Its hero is Eugene Gant, a version of Wolfe. The novel depicts his preadult experiences, including the death of his brother Ben (one of the most famous deaths in American fiction). In the book’s climax, Eugene is about to leave his hometown of Altamont, North Carolina (in real life, Asheville), and to embark on the continuing great adventure of his life (Wolfe’s point is that
every
life, its pain and glory, is an adventure). Eugene stands to the side of the town square and has a kind of mystical vision in which he sees himself in the equivalent of a filmic double exposure multiplied by thousands. Every version of himself at every age crisscrosses the square. To Eugene’s continuing astonishment, multiple versions of his dead brother also appear, chronicling Ben’s life in the square. Eugene rushes to him and calls him a ghost, which Ben denies. “But I saw you die,” Eugene objects. Ben replies that he isn’t dead, that he isn’t a ghost. “Then what are you?” Eugene insists, adding, “You are dead…. Or do men die?” It’s a Whitmanlike moment, followed by Ben’s asking Eugene what he expects to find by going away. Eugene’s answer is, “Myself.” He says that he hopes to find himself in the larger world. But where
is
the world? he wonders, to which Ben replies, “Nowhere….
You
are your world.” A new significance of the title now presents itself. “Look homeward” now means to look inward as well as outward, that the inside and the outside reflect on each, both leading us to the ideal otherworld from which we came.

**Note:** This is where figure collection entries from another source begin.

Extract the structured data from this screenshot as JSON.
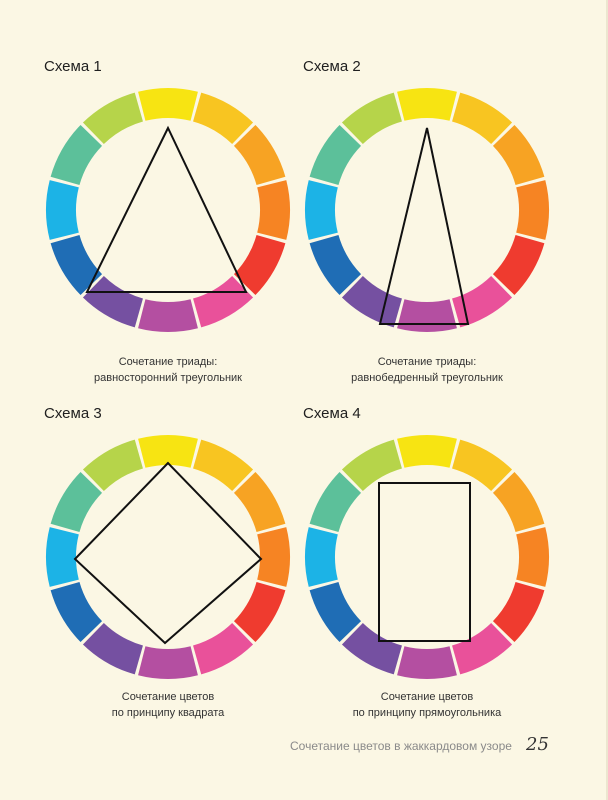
{
  "palette": {
    "background": "#fbf7e4",
    "wheel_segments": [
      "#f7e412",
      "#f8c521",
      "#f7a323",
      "#f68423",
      "#ef3b2f",
      "#e9519a",
      "#b44fa1",
      "#7550a1",
      "#1f6db5",
      "#1cb3e6",
      "#5cc09a",
      "#b6d44a"
    ]
  },
  "panels": [
    {
      "title": "Схема 1",
      "caption": [
        "Сочетание триады:",
        "равносторонний треугольник"
      ],
      "shape": "equilateral-triangle"
    },
    {
      "title": "Схема 2",
      "caption": [
        "Сочетание триады:",
        "равнобедренный треугольник"
      ],
      "shape": "isosceles-triangle"
    },
    {
      "title": "Схема 3",
      "caption": [
        "Сочетание цветов",
        "по принципу квадрата"
      ],
      "shape": "square"
    },
    {
      "title": "Схема 4",
      "caption": [
        "Сочетание цветов",
        "по принципу прямоугольника"
      ],
      "shape": "rectangle"
    }
  ],
  "footer": {
    "running_title": "Сочетание цветов в жаккардовом узоре",
    "page_number": "25"
  }
}
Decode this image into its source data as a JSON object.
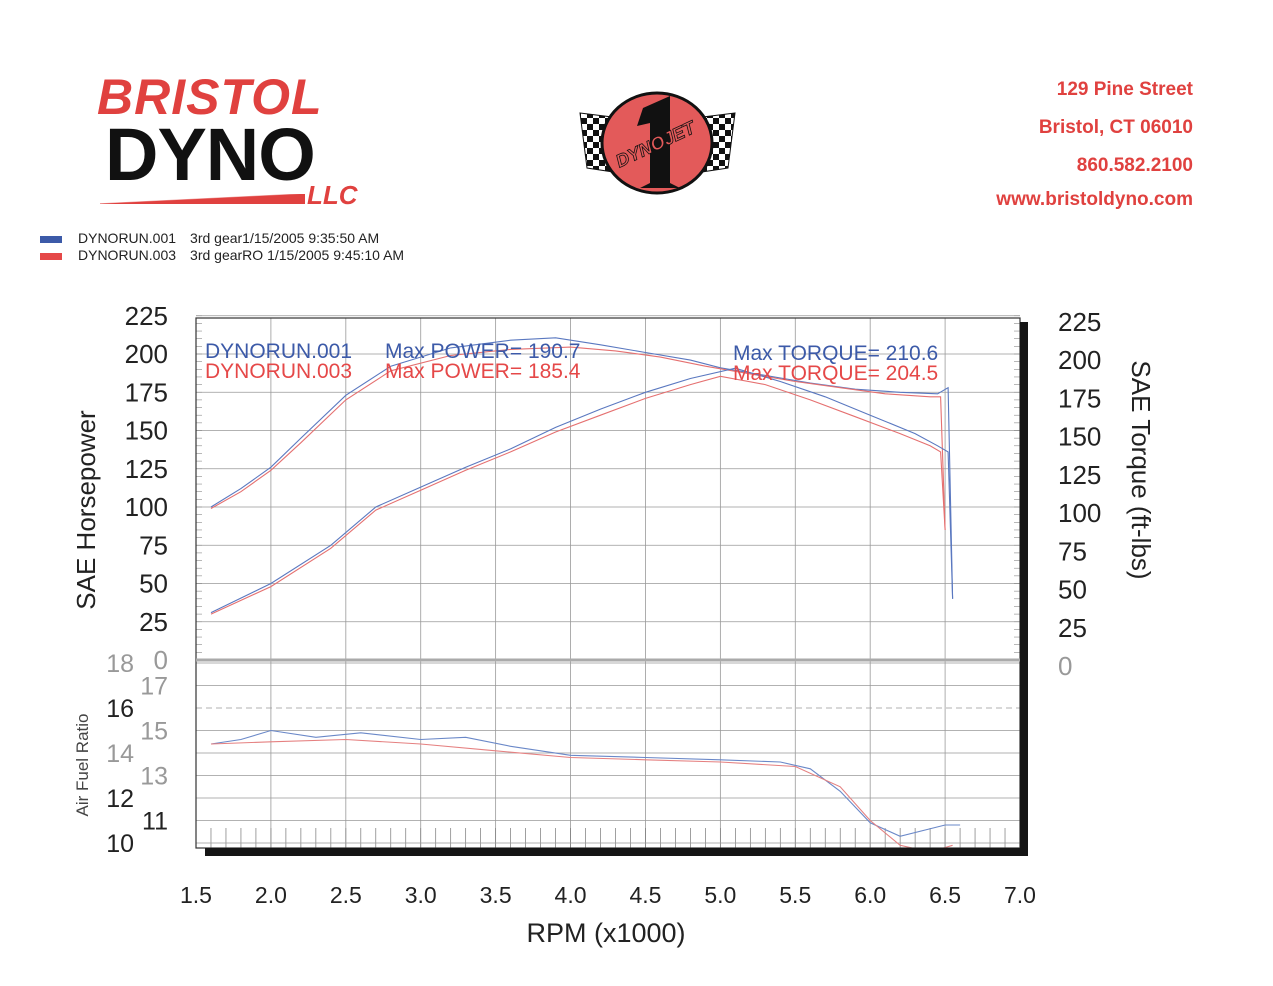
{
  "header": {
    "logo_line1": "BRISTOL",
    "logo_line2": "DYNO",
    "logo_line3": "LLC",
    "center_logo_text": "DYNOJET",
    "address": [
      "129 Pine Street",
      "Bristol, CT  06010",
      "860.582.2100",
      "www.bristoldyno.com"
    ]
  },
  "legend": [
    {
      "run": "DYNORUN.001",
      "desc": "3rd gear1/15/2005 9:35:50 AM",
      "color": "#3c5aa8"
    },
    {
      "run": "DYNORUN.003",
      "desc": "3rd gearRO  1/15/2005 9:45:10 AM",
      "color": "#e54848"
    }
  ],
  "chart_data": {
    "type": "line",
    "xlabel": "RPM (x1000)",
    "xlim": [
      1.5,
      7.0
    ],
    "xticks": [
      "1.5",
      "2.0",
      "2.5",
      "3.0",
      "3.5",
      "4.0",
      "4.5",
      "5.0",
      "5.5",
      "6.0",
      "6.5",
      "7.0"
    ],
    "grid": true,
    "upper": {
      "ylabel_left": "SAE Horsepower",
      "ylabel_right": "SAE Torque (ft-lbs)",
      "ylim": [
        0,
        225
      ],
      "yticks": [
        "0",
        "25",
        "50",
        "75",
        "100",
        "125",
        "150",
        "175",
        "200",
        "225"
      ],
      "annotations": [
        {
          "run": "DYNORUN.001",
          "power": "Max POWER= 190.7",
          "torque": "Max TORQUE= 210.6",
          "color": "#3c5aa8"
        },
        {
          "run": "DYNORUN.003",
          "power": "Max POWER= 185.4",
          "torque": "Max TORQUE= 204.5",
          "color": "#e54848"
        }
      ],
      "series": [
        {
          "name": "DYNORUN.001",
          "kind": "torque",
          "color": "#5a78c0",
          "points": [
            [
              1.6,
              100
            ],
            [
              1.8,
              112
            ],
            [
              2.0,
              126
            ],
            [
              2.2,
              145
            ],
            [
              2.5,
              173
            ],
            [
              2.8,
              192
            ],
            [
              3.2,
              204
            ],
            [
              3.6,
              209
            ],
            [
              3.9,
              210.6
            ],
            [
              4.2,
              206
            ],
            [
              4.5,
              201
            ],
            [
              4.8,
              196
            ],
            [
              5.0,
              191
            ],
            [
              5.3,
              186
            ],
            [
              5.6,
              181
            ],
            [
              5.9,
              177
            ],
            [
              6.2,
              175
            ],
            [
              6.45,
              174
            ],
            [
              6.52,
              178
            ],
            [
              6.55,
              40
            ]
          ]
        },
        {
          "name": "DYNORUN.003",
          "kind": "torque",
          "color": "#e57070",
          "points": [
            [
              1.6,
              99
            ],
            [
              1.8,
              110
            ],
            [
              2.0,
              124
            ],
            [
              2.2,
              142
            ],
            [
              2.5,
              170
            ],
            [
              2.8,
              189
            ],
            [
              3.2,
              199
            ],
            [
              3.6,
              203
            ],
            [
              4.0,
              204.5
            ],
            [
              4.3,
              202
            ],
            [
              4.6,
              198
            ],
            [
              4.9,
              192
            ],
            [
              5.2,
              187
            ],
            [
              5.5,
              182
            ],
            [
              5.8,
              178
            ],
            [
              6.1,
              174
            ],
            [
              6.4,
              172
            ],
            [
              6.47,
              172
            ],
            [
              6.5,
              85
            ]
          ]
        },
        {
          "name": "DYNORUN.001",
          "kind": "power",
          "color": "#5a78c0",
          "points": [
            [
              1.6,
              31
            ],
            [
              2.0,
              50
            ],
            [
              2.4,
              75
            ],
            [
              2.7,
              100
            ],
            [
              3.0,
              113
            ],
            [
              3.3,
              126
            ],
            [
              3.6,
              138
            ],
            [
              3.9,
              152
            ],
            [
              4.2,
              164
            ],
            [
              4.5,
              175
            ],
            [
              4.8,
              184
            ],
            [
              5.1,
              190.7
            ],
            [
              5.4,
              182
            ],
            [
              5.7,
              172
            ],
            [
              6.0,
              160
            ],
            [
              6.3,
              148
            ],
            [
              6.45,
              140
            ],
            [
              6.52,
              136
            ],
            [
              6.55,
              40
            ]
          ]
        },
        {
          "name": "DYNORUN.003",
          "kind": "power",
          "color": "#e57070",
          "points": [
            [
              1.6,
              30
            ],
            [
              2.0,
              48
            ],
            [
              2.4,
              73
            ],
            [
              2.7,
              98
            ],
            [
              3.0,
              111
            ],
            [
              3.3,
              124
            ],
            [
              3.6,
              136
            ],
            [
              3.9,
              149
            ],
            [
              4.2,
              160
            ],
            [
              4.5,
              171
            ],
            [
              4.8,
              180
            ],
            [
              5.0,
              185.4
            ],
            [
              5.3,
              180
            ],
            [
              5.6,
              170
            ],
            [
              5.9,
              159
            ],
            [
              6.2,
              148
            ],
            [
              6.4,
              140
            ],
            [
              6.47,
              136
            ],
            [
              6.5,
              85
            ]
          ]
        }
      ]
    },
    "lower": {
      "ylabel": "Air Fuel Ratio",
      "ylim": [
        10,
        18
      ],
      "yticks": [
        "10",
        "11",
        "12",
        "13",
        "14",
        "15",
        "16",
        "17",
        "18"
      ],
      "series": [
        {
          "name": "DYNORUN.001",
          "kind": "afr",
          "color": "#6a88c8",
          "points": [
            [
              1.6,
              14.4
            ],
            [
              1.8,
              14.6
            ],
            [
              2.0,
              15.0
            ],
            [
              2.3,
              14.7
            ],
            [
              2.6,
              14.9
            ],
            [
              3.0,
              14.6
            ],
            [
              3.3,
              14.7
            ],
            [
              3.6,
              14.3
            ],
            [
              4.0,
              13.9
            ],
            [
              4.5,
              13.8
            ],
            [
              5.0,
              13.7
            ],
            [
              5.4,
              13.6
            ],
            [
              5.6,
              13.3
            ],
            [
              5.8,
              12.3
            ],
            [
              6.0,
              10.9
            ],
            [
              6.2,
              10.3
            ],
            [
              6.5,
              10.8
            ],
            [
              6.6,
              10.8
            ]
          ]
        },
        {
          "name": "DYNORUN.003",
          "kind": "afr",
          "color": "#e58080",
          "points": [
            [
              1.6,
              14.4
            ],
            [
              2.0,
              14.5
            ],
            [
              2.5,
              14.6
            ],
            [
              3.0,
              14.4
            ],
            [
              3.5,
              14.1
            ],
            [
              4.0,
              13.8
            ],
            [
              4.5,
              13.7
            ],
            [
              5.0,
              13.6
            ],
            [
              5.5,
              13.4
            ],
            [
              5.8,
              12.5
            ],
            [
              6.0,
              11.0
            ],
            [
              6.2,
              9.9
            ],
            [
              6.4,
              9.6
            ],
            [
              6.55,
              9.9
            ]
          ]
        }
      ]
    }
  }
}
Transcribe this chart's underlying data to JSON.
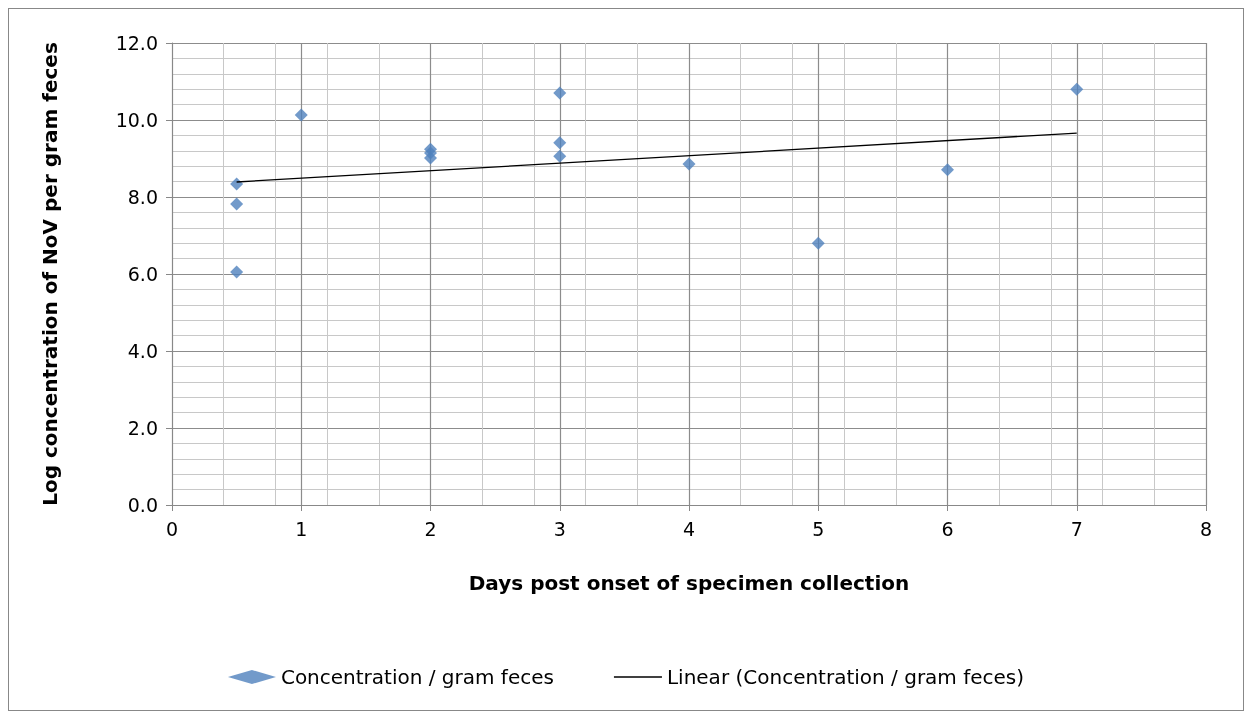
{
  "chart_data": {
    "type": "scatter",
    "xlabel": "Days post onset of specimen collection",
    "ylabel": "Log concentration of NoV per gram feces",
    "xlim": [
      0,
      8
    ],
    "xticks": [
      0,
      1,
      2,
      3,
      4,
      5,
      6,
      7,
      8
    ],
    "ylim": [
      0,
      12
    ],
    "yticks": [
      {
        "value": 0,
        "label": "0.0"
      },
      {
        "value": 2,
        "label": "2.0"
      },
      {
        "value": 4,
        "label": "4.0"
      },
      {
        "value": 6,
        "label": "6.0"
      },
      {
        "value": 8,
        "label": "8.0"
      },
      {
        "value": 10,
        "label": "10.0"
      },
      {
        "value": 12,
        "label": "12.0"
      }
    ],
    "grid": true,
    "legend": "bottom",
    "marker": "diamond",
    "series": [
      {
        "name": "Concentration / gram feces",
        "color": "#4f81bd",
        "x": [
          0.5,
          0.5,
          0.5,
          1,
          2,
          2,
          2,
          3,
          3,
          3,
          4,
          5,
          6,
          7
        ],
        "values": [
          8.34,
          7.82,
          6.05,
          10.13,
          9.24,
          9.14,
          9.01,
          10.7,
          9.41,
          9.06,
          8.86,
          6.8,
          8.71,
          10.8
        ]
      },
      {
        "name": "Linear (Concentration / gram feces)",
        "type": "line",
        "color": "#000000",
        "marker": "none",
        "line_style": "solid",
        "x": [
          0.5,
          7
        ],
        "values": [
          8.39,
          9.66
        ]
      }
    ]
  }
}
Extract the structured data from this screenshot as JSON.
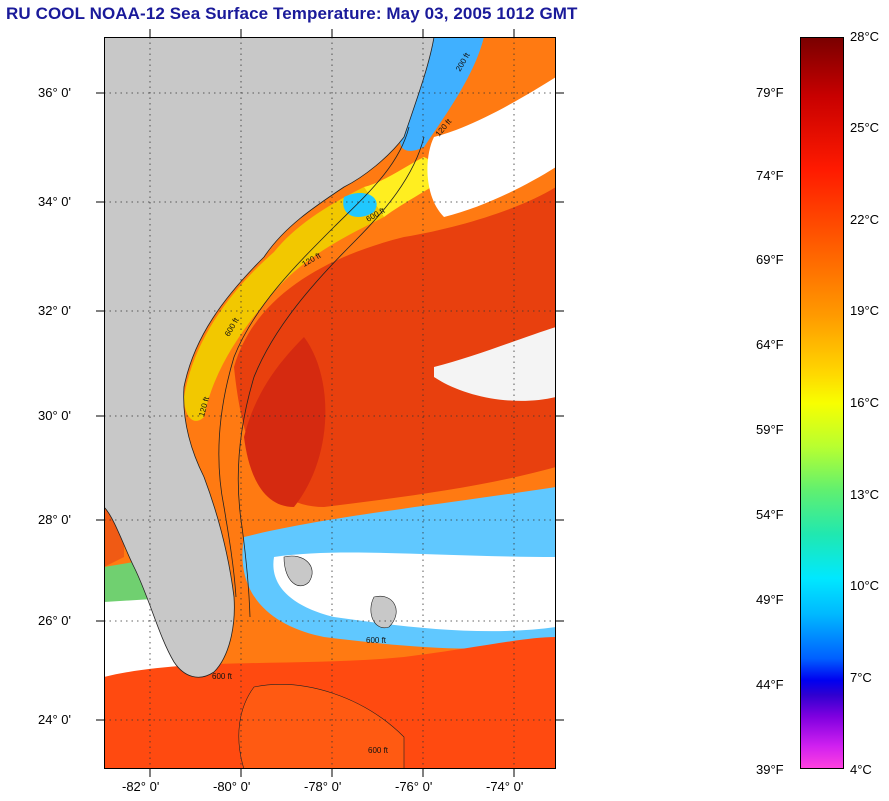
{
  "title": "RU COOL  NOAA-12  Sea Surface Temperature:  May 03, 2005 1012 GMT",
  "map": {
    "lat_labels": [
      "36° 0'",
      "34° 0'",
      "32° 0'",
      "30° 0'",
      "28° 0'",
      "26° 0'",
      "24° 0'"
    ],
    "lon_labels": [
      "-82° 0'",
      "-80° 0'",
      "-78° 0'",
      "-76° 0'",
      "-74° 0'"
    ],
    "contour_labels": [
      "200 ft",
      "120 ft",
      "600 ft",
      "120 ft",
      "600 ft",
      "120 ft",
      "600 ft",
      "600 ft",
      "600 ft"
    ],
    "colors": {
      "land": "#c8c8c8",
      "cloud": "#ffffff",
      "gulf_stream": "#e83a10",
      "shelf": "#ffd400"
    }
  },
  "colorbar": {
    "fahrenheit_ticks": [
      "79°F",
      "74°F",
      "69°F",
      "64°F",
      "59°F",
      "54°F",
      "49°F",
      "44°F",
      "39°F"
    ],
    "celsius_ticks": [
      "28°C",
      "25°C",
      "22°C",
      "19°C",
      "16°C",
      "13°C",
      "10°C",
      "7°C",
      "4°C"
    ]
  }
}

These thoughts were on my mind when, after Matthew’s death, my wife and I started having multiple-exposure visions similar to what Eugene saw in the town square. To us, Iowa City was so synonymous with Matthew that virtually every street and principal building reminded us of him, gave us images of him. The library, the record stores, the movie theaters, the ice cream shop, the pizza parlors, the grade school down the street, the junior high a few blocks away. I can still see him coming down the steps of that school, where I picked him up to drive him to the hospital for more chemotherapy. In spirit, he peopled the area, but the memories were a bittersweet refusal to accept the after-Matt present, to deal with what was the case; so finally, in 1992, Donna and I decided that we had to move on. Iowa City had been a wonderful home for twenty-two years. We had raised a family there. We had also lost a son there. The city represented a lifetime. Now, somewhere else, we were going to attempt a new one. Look homeward, angel.
But where to go? One thing was certain—the landscape would have to be different from the lush rolling hills of Iowa. Ocean or mountains were obvious alternatives. By chance, we watched a PBS show called
This Old House
, which depicted the distinctive adobe pueblo architecture of Santa Fe, New Mexico. I later wrote about this moment in a novel,
Extreme Denial
(an appropriate title, given my former psychological state). The flat-roofed, sprawling houses with their thick walls, deeply recessed windows, and rounded corners were so unusual that we felt we were looking at buildings in another country. Their clay-colored stucco blended wonderfully with the orange, red, and yellow of their high-desert surroundings. Mountain foothills were covered with junipers and piñon trees. The mountains themselves were rich with aspen.